Un témoin oculaire (Ida Saint Elme), qui l'a vue souvent à la cour de Florence, a laissé d'elle le portrait suivant : « C'était une petite fille charmante. Une pétulance, une vivacité inconcevables animaient tous ses mouvements. Un orgueil très original lui faisait parfois crier dans l'expression de sa colère ou de sa joie : Je suis la petite Napoléon ». Les plus heureuses qualités de l'âme semblaient devoir embellir dans cette enfant les plus heureux dons de la nature. Je me rappelle l'avoir vue un jour courir vers une petite fille qui demandait l'aumône et que le suisse chassait assez durement de l'Avenue du Poggio impérial. Elle se mit à pleurer à la vue de la misère de la jeune mendiante, la prit par-dessous le bras pour forcer la consigne, exigea avec un ton impérieux qui était charmant qu'on lui donnât à manger, de l'argent, surtout des bas et des souliers, car sa protégée, disait-elle, devait bien souffrir des cailloux. La sous-gouvernante avait beau représenté que c'était trop que Son Altesse s'occupât elle-même de ces détails, la petite Altesse répondait avec une mine à croquer : « Mais puisque je suis la petite Napoléon, je dois être meilleure que les autres enfants ».

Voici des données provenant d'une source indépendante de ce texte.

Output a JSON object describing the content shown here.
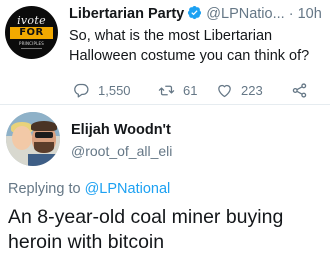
{
  "original_tweet": {
    "author_name": "Libertarian Party",
    "verified": true,
    "handle": "@LPNatio...",
    "separator": "·",
    "time": "10h",
    "text": "So, what is the most Libertarian Halloween costume you can think of?",
    "avatar": {
      "line1": "ivote",
      "line2": "FOR",
      "line3": "PRINCIPLES"
    },
    "actions": {
      "reply_icon": "reply-icon",
      "reply_count": "1,550",
      "retweet_icon": "retweet-icon",
      "retweet_count": "61",
      "like_icon": "heart-icon",
      "like_count": "223",
      "share_icon": "share-icon"
    }
  },
  "reply_tweet": {
    "author_name": "Elijah Woodn't",
    "handle": "@root_of_all_eli",
    "replying_prefix": "Replying to",
    "replying_to": "@LPNational",
    "text": "An 8-year-old coal miner buying heroin with bitcoin"
  },
  "colors": {
    "text_primary": "#14171a",
    "text_secondary": "#657786",
    "link_blue": "#1da1f2",
    "verified_blue": "#1da1f2",
    "divider": "#e6ecf0"
  }
}
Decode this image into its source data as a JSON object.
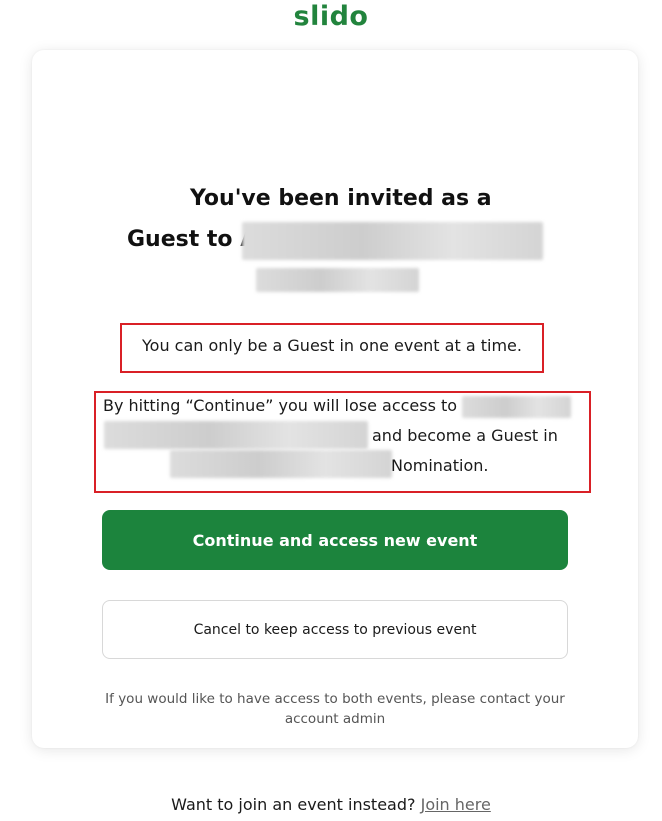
{
  "brand": {
    "logo_text": "slido",
    "logo_color": "#22843d"
  },
  "invite": {
    "title_line1": "You've been invited as a",
    "title_line2_prefix": "Guest to A"
  },
  "notices": {
    "one_event": "You can only be a Guest in one event at a time.",
    "continue_prefix": "By hitting “Continue” you will lose access to",
    "continue_middle": "and become a Guest in",
    "continue_suffix": "Nomination."
  },
  "actions": {
    "continue_label": "Continue and access new event",
    "cancel_label": "Cancel to keep access to previous event"
  },
  "helper_text": "If you would like to have access to both events, please contact your account admin",
  "footer": {
    "prompt": "Want to join an event instead?",
    "link_label": "Join here"
  },
  "colors": {
    "primary_button": "#1c843d",
    "highlight_border": "#d92026"
  }
}
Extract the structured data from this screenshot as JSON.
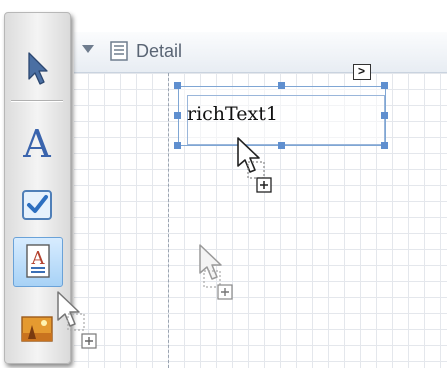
{
  "band": {
    "title": "Detail"
  },
  "control": {
    "text": "richText1"
  },
  "smart_tag": {
    "glyph": ">"
  },
  "toolbox": {
    "tools": [
      "pointer-icon",
      "label-icon",
      "checkbox-icon",
      "richtext-icon",
      "picturebox-icon"
    ],
    "selected": "richtext-icon"
  },
  "colors": {
    "selection": "#5f8fcf",
    "grid": "#e4e7ec",
    "band_text": "#5a6574"
  }
}
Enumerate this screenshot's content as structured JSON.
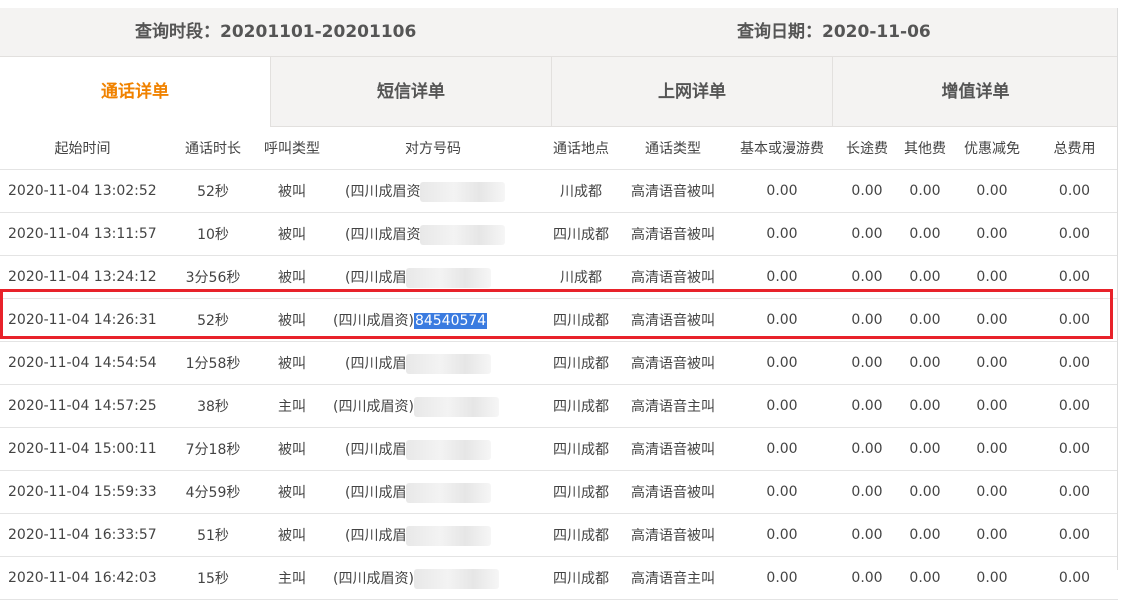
{
  "header": {
    "period_label": "查询时段：20201101-20201106",
    "date_label": "查询日期：2020-11-06"
  },
  "tabs": [
    {
      "label": "通话详单",
      "active": true
    },
    {
      "label": "短信详单",
      "active": false
    },
    {
      "label": "上网详单",
      "active": false
    },
    {
      "label": "增值详单",
      "active": false
    }
  ],
  "table": {
    "columns": [
      "起始时间",
      "通话时长",
      "呼叫类型",
      "对方号码",
      "通话地点",
      "通话类型",
      "基本或漫游费",
      "长途费",
      "其他费",
      "优惠减免",
      "总费用"
    ],
    "rows": [
      [
        "2020-11-04 13:02:52",
        "52秒",
        "被叫",
        "(四川成眉资",
        "",
        "川成都",
        "高清语音被叫",
        "0.00",
        "0.00",
        "0.00",
        "0.00",
        "0.00"
      ],
      [
        "2020-11-04 13:11:57",
        "10秒",
        "被叫",
        "(四川成眉资",
        "",
        "四川成都",
        "高清语音被叫",
        "0.00",
        "0.00",
        "0.00",
        "0.00",
        "0.00"
      ],
      [
        "2020-11-04 13:24:12",
        "3分56秒",
        "被叫",
        "(四川成眉",
        "",
        "川成都",
        "高清语音被叫",
        "0.00",
        "0.00",
        "0.00",
        "0.00",
        "0.00"
      ],
      [
        "2020-11-04 14:26:31",
        "52秒",
        "被叫",
        "(四川成眉资)",
        "84540574",
        "四川成都",
        "高清语音被叫",
        "0.00",
        "0.00",
        "0.00",
        "0.00",
        "0.00"
      ],
      [
        "2020-11-04 14:54:54",
        "1分58秒",
        "被叫",
        "(四川成眉",
        "",
        "四川成都",
        "高清语音被叫",
        "0.00",
        "0.00",
        "0.00",
        "0.00",
        "0.00"
      ],
      [
        "2020-11-04 14:57:25",
        "38秒",
        "主叫",
        "(四川成眉资)",
        "",
        "四川成都",
        "高清语音主叫",
        "0.00",
        "0.00",
        "0.00",
        "0.00",
        "0.00"
      ],
      [
        "2020-11-04 15:00:11",
        "7分18秒",
        "被叫",
        "(四川成眉",
        "",
        "四川成都",
        "高清语音被叫",
        "0.00",
        "0.00",
        "0.00",
        "0.00",
        "0.00"
      ],
      [
        "2020-11-04 15:59:33",
        "4分59秒",
        "被叫",
        "(四川成眉",
        "",
        "四川成都",
        "高清语音被叫",
        "0.00",
        "0.00",
        "0.00",
        "0.00",
        "0.00"
      ],
      [
        "2020-11-04 16:33:57",
        "51秒",
        "被叫",
        "(四川成眉",
        "",
        "四川成都",
        "高清语音被叫",
        "0.00",
        "0.00",
        "0.00",
        "0.00",
        "0.00"
      ],
      [
        "2020-11-04 16:42:03",
        "15秒",
        "主叫",
        "(四川成眉资)",
        "",
        "四川成都",
        "高清语音主叫",
        "0.00",
        "0.00",
        "0.00",
        "0.00",
        "0.00"
      ]
    ],
    "highlighted_row": 3,
    "colors": {
      "accent": "#f08200",
      "highlight_border": "#e8222a",
      "selection": "#3a7be0"
    }
  }
}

Mais si elle avait un cœur d'or, elle avait aussi la répartie prompte. Témoin cette anecdote (C. Aubry, « Le Roi de Rome ») : Un matin, elle avait été conviée au petit déjeuner de l'Empereur. Dans sa plus belle robe, elle était assise bien droite en face de lui. L'Empereur, qui était très taquin, s'amusa à lui dire : « Mademoiselle, j'ai appris de belles choses. Vous avez mouillé votre lit cette nuit ! ». — La petite se lève aussitôt : « Mon oncle, si vous n'avez que des bêtises à dire, je m'en vais ». — l'Empereur eut toutes les peines du monde à la faire rasseoir et à l'apaiser.

Bref, ce n'était pas une petite fille modèle, mais plutôt un bon petit diable. Ses parents n'avaient rien fait pour modifier son caractère impétueux. Son père, « le bon et rebon Baciocchi », comme l'appelait Lucien Bonaparte, n'était pas fait pour élever des enfants. Sa mère, qui l'adorait, mais que les soucis du pouvoir absorbaient, la laissait croître à sa guise et s'amusait de ses saillies.

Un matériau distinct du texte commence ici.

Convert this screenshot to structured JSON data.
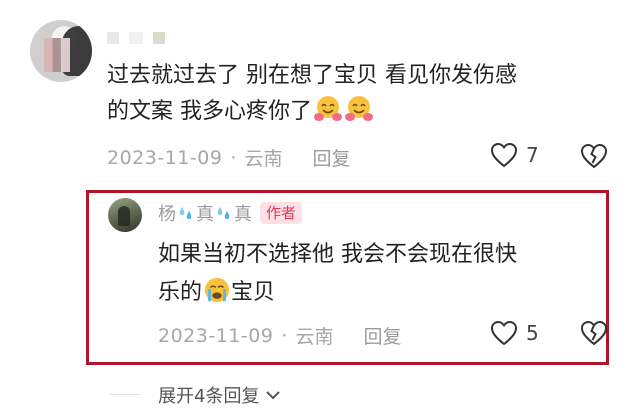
{
  "comment": {
    "text_part1": "过去就过去了 别在想了宝贝 看见你发伤感",
    "text_part2": "的文案 我多心疼你了",
    "emoji_name": "hugging-face-emoji",
    "date": "2023-11-09",
    "separator": "·",
    "location": "云南",
    "reply_label": "回复",
    "likes": "7"
  },
  "reply": {
    "name_char1": "杨",
    "name_char2": "真",
    "name_char3": "真",
    "author_badge": "作者",
    "text_part1": "如果当初不选择他 我会不会现在很快",
    "text_part2_a": "乐的",
    "text_part2_b": "宝贝",
    "emoji_name": "crying-face-emoji",
    "date": "2023-11-09",
    "separator": "·",
    "location": "云南",
    "reply_label": "回复",
    "likes": "5"
  },
  "expand": {
    "label": "展开4条回复"
  },
  "colors": {
    "highlight_border": "#b0162a",
    "badge_bg": "#fde1e6",
    "badge_text": "#e23a56",
    "meta_text": "#a7a7a7"
  }
}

Parvenait-elle à échapper à ses gouvernantes, on était sûr de la retrouver à l'écurie à califourchon sur un cheval, faisant enrager cochers et palefreniers qui se pliaient à tous ses caprices.

Nullement éblouie par les grandeurs, elle ne souffrit pas de la chute de l'Empire. Au contraire, la première notion qu'elle en eut fut une admirable aventure. Partie d'Italie, quinze jours avant la première abdication, pour rentrer à Paris, la famille Baciocchi fut obligée de faire demi-tour à Chambéry, par suite de l'avance des armées alliées. Elle chercha refuge à Montpellier où elle loua le château de la Piscine. — Or voici que le 15 Avril, la population se porte à l'attaque du château. Il faut fuir sous un déguisement ! Quelle joie pour une petite fille aventureuse. Par Marseille, on parvient à Bologne. On s'y installe et tandis qu'Elisa se rend en Autriche pour obtenir de l'Empereur François la levée de son séquestre, la petite Napoléon livrée à elle-même devient plus indépendante que jamais.

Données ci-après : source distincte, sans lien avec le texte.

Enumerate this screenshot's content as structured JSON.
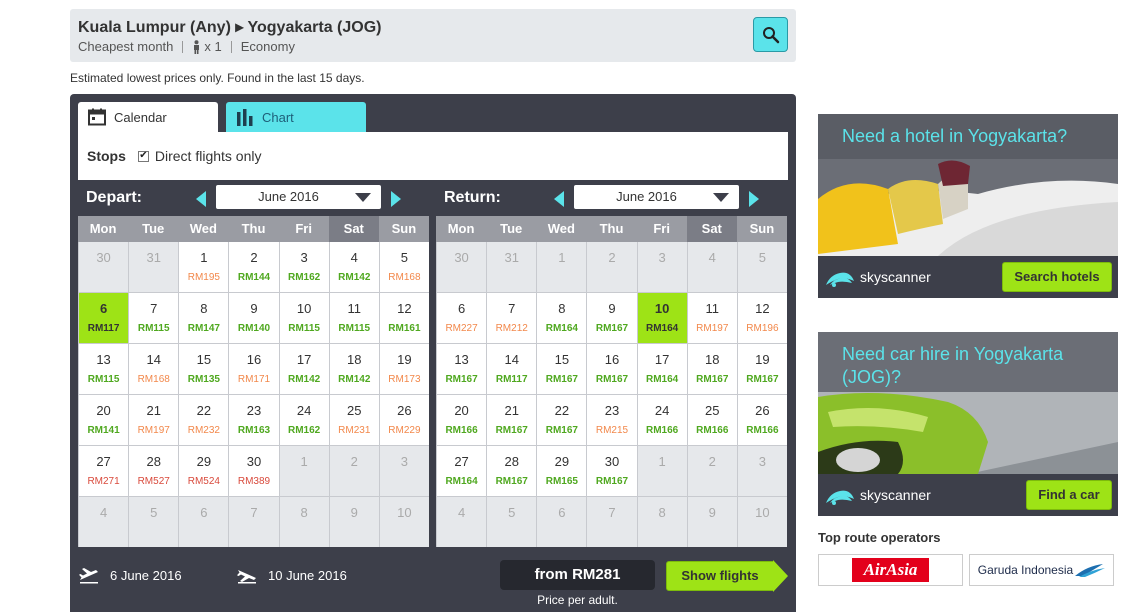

Pourtant, les leçons ne cessent pas. Les professeurs ne sont pas rares à Bologne. Un nouvel événement va survenir qui délivrera l'enfant des fastidieuses études. Peu de jours après le retour de l'Ile d'Elbe, un lieutenant autrichien se présente : « Ordre de l'Empereur François, il faut partir pour Brünn, en Moravie, où la famille sera internée ». — Les parents partent emmenant leur fille. On s'installe à l'auberge, puis on loue un appartement. Un appartement pour une enfant comme la petite Napoléon ! — Pauvres voisins ! — Heureusement, il y a aussi une écurie, car Elisa, sa mère, monte à cheval tous les matins. Et si, à Brünn, on trouve cochers et palefreniers, on n'y trouve pas de professeurs ! — Quelle aubaine ! — « L'enfant, écrit Elisa ne peut suivre son éducation ; elle apprend l'allemand, et c'est tout ». Les gouvernantes chargées de cet office se succèdent, rapidement lassées et chaque fois les ambassadeurs échangent gravement des notes diplomatiques. — Enfin on trouve un précepteur, M. Lauer. La petite Napoléon a tôt fait de le mettre dans sa poche. Elle l'appelle Lauerken, « mon petit Lauer » ; et le précepteur tout en constatant l'absolue indiscipline de son élève, se console en déclarant qu'elle a très bon cœur.

A ce moment, Napoléon est une petite fille de neuf ans, dont le physique et le moral rappellent beaucoup celui de l'Empereur. Dans un portrait que nous avons vu à l'Exposition du Roi de Rome, la ressemblance est déjà frappante. Elle s'accentuera encore avec l'âge. Quant au moral, il n'est pas mauvais comme certains ont voulu le dire. Elle est brusque, indépendante, autoritaire, mais elle n'est pas méchante. Comme l'Empereur son oncle, elle sait, quand elle veut, être charmante. Sa tante Caroline Murat qui, sous le nom de Comtesse de Lipona, habite le château de Hainbourg, à l'est de Vienne, vient parfois à Brünn ; les enfants des deux sœurs font de fréquents séjours les uns chez les autres. Caroline qui connaît bien sa nièce la déclare « la plus jolie petite espiègle que je connaisse ». Croyons-le et pensons simplement que l'enfant aurait eu besoin d'être guidée par une main ferme, qu'à aucun moment elle n'a rencontrée.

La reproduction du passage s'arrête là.